Still more Wednesday rail news:
— Canada’s Transportation Safety Board is seeking a better way to test train air brakes as a result of the 2019 derailment of a Canadian Pacific train near Field, B.C., that killed three crew members. The crewmen were killed when the train ran away on Kicking Horse Pass, derailing two of three locomotives and 99 of 112 cars [see “Three dead in CP derailment in British Columbia,” Trains News Wire, Feb. 4, 2019, and “Investigations into fatal Canadian Pacific runaway train continue nearly a year afterward,” Trains News Wire, Jan. 28, 2020.] The Canadian Press reports that the TSB has asked Transport Canada what it intends to do to address the current shortcomings in air-brake testing. A TSB spokesman said Transport Canada has not responded to the letter and is not required to do so.
— The unions that represents Port Authority Trans-Hudson commuter rail workers are pressing for COVID-19 testing, hazard pay, and a death benefit after the death of one of the workers for the service between New York and New Jersey in April. Robert Elijah, 61, was a member of the International Brotherhood of Electrical Workers Local 864, one of eight PATH unions working under contracts that expired in 2011 and 2012, reports the Chief-Leader, a New York City weekly focusing on government employees and civil servants. Under the National Railway Labor Act, the expired contracts remain in force until a new agreement is reached. The virus concerns have added to the long-running battle for a new contract, and have hit some unions hard; the president of the Brotherhood of Railway Signalmen said 29 of the union’s 64 PATH members were quarantined at one point in the pandemic. New York’s MTA has agreed to a $500,000 death benefit for its workers.

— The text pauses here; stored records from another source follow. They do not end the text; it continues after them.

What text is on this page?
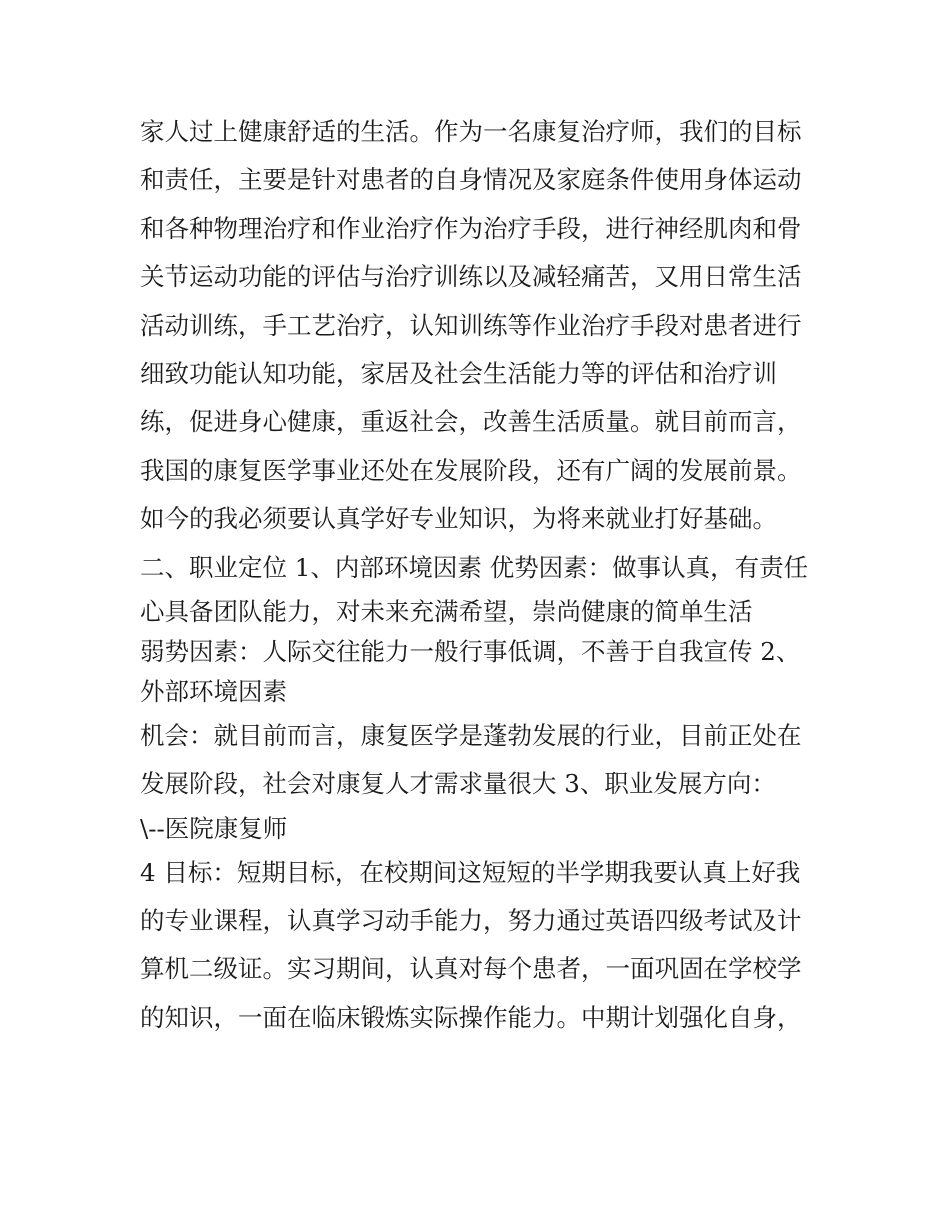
家人过上健康舒适的生活。作为一名康复治疗师，我们的目标
和责任，主要是针对患者的自身情况及家庭条件使用身体运动
和各种物理治疗和作业治疗作为治疗手段，进行神经肌肉和骨
关节运动功能的评估与治疗训练以及减轻痛苦，又用日常生活
活动训练，手工艺治疗，认知训练等作业治疗手段对患者进行
细致功能认知功能，家居及社会生活能力等的评估和治疗训
练，促进身心健康，重返社会，改善生活质量。就目前而言，
我国的康复医学事业还处在发展阶段，还有广阔的发展前景。
如今的我必须要认真学好专业知识，为将来就业打好基础。
二、职业定位 1、内部环境因素 优势因素：做事认真，有责任
心具备团队能力，对未来充满希望，崇尚健康的简单生活
弱势因素：人际交往能力一般行事低调，不善于自我宣传 2、
外部环境因素
机会：就目前而言，康复医学是蓬勃发展的行业，目前正处在
发展阶段，社会对康复人才需求量很大 3、职业发展方向：
\--医院康复师
4 目标：短期目标，在校期间这短短的半学期我要认真上好我
的专业课程，认真学习动手能力，努力通过英语四级考试及计
算机二级证。实习期间，认真对每个患者，一面巩固在学校学
的知识，一面在临床锻炼实际操作能力。中期计划强化自身，
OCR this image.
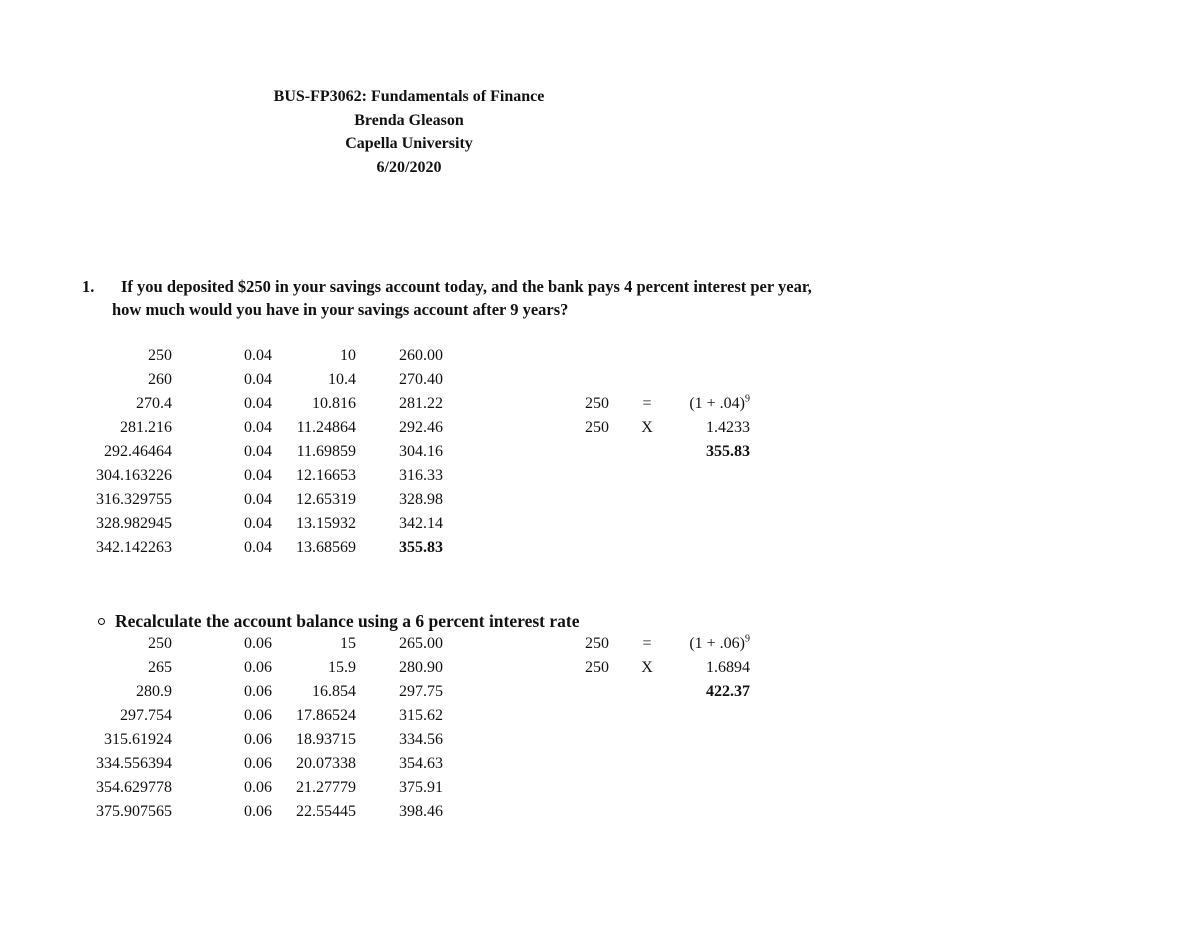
BUS-FP3062: Fundamentals of Finance
Brenda Gleason
Capella University
6/20/2020
1.	If you deposited $250 in your savings account today, and the bank pays 4 percent interest per year,
how much would you have in your savings account after 9 years?
250	0.04	10	260.00
260	0.04	10.4	270.40
270.4	0.04	10.816	281.22
281.216	0.04 11.24864	292.46
292.46464	0.04 11.69859	304.16
304.163226	0.04 12.16653	316.33
316.329755	0.04 12.65319	328.98
328.982945	0.04 13.15932	342.14
342.142263	0.04 13.68569	355.83
$250 = (1 + .04)^9$
250 X	1.4233
355.83
Recalculate the account balance using a 6 percent interest rate
250	0.06	15	265.00
265	0.06	15.9	280.90
280.9	0.06	16.854	297.75
297.754	0.06 17.86524	315.62
315.61924	0.06 18.93715	334.56
334.556394	0.06 20.07338	354.63
354.629778	0.06 21.27779	375.91
375.907565	0.06 22.55445	398.46
$250 = (1 + .06)^9$
250 X	1.6894
422.37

— A group seeking the permanent opening to pedestrians of a historic Mississippi River bridge used by Kansas City Southern in Vicksburg, Miss., is continuing its efforts, although they have been slowed by the COVID-19 virus. The Vicksburg Post reports the Friends of the Vickburg Bridge continues to pursue talks with the Warren County Board of Supervisors and Warren County Bridge Commission about opening the former road deck of the former U.S. 80 bridge, which opened in 1930 and was closed to vehicle traffic in 1998, on a regular basis. Currently, it is only open for a handful of special events. The supervisors have held discussions with the bridge commission and railroad about an engineering study to determine a way for trains and pedestrians to coexist on the bridge.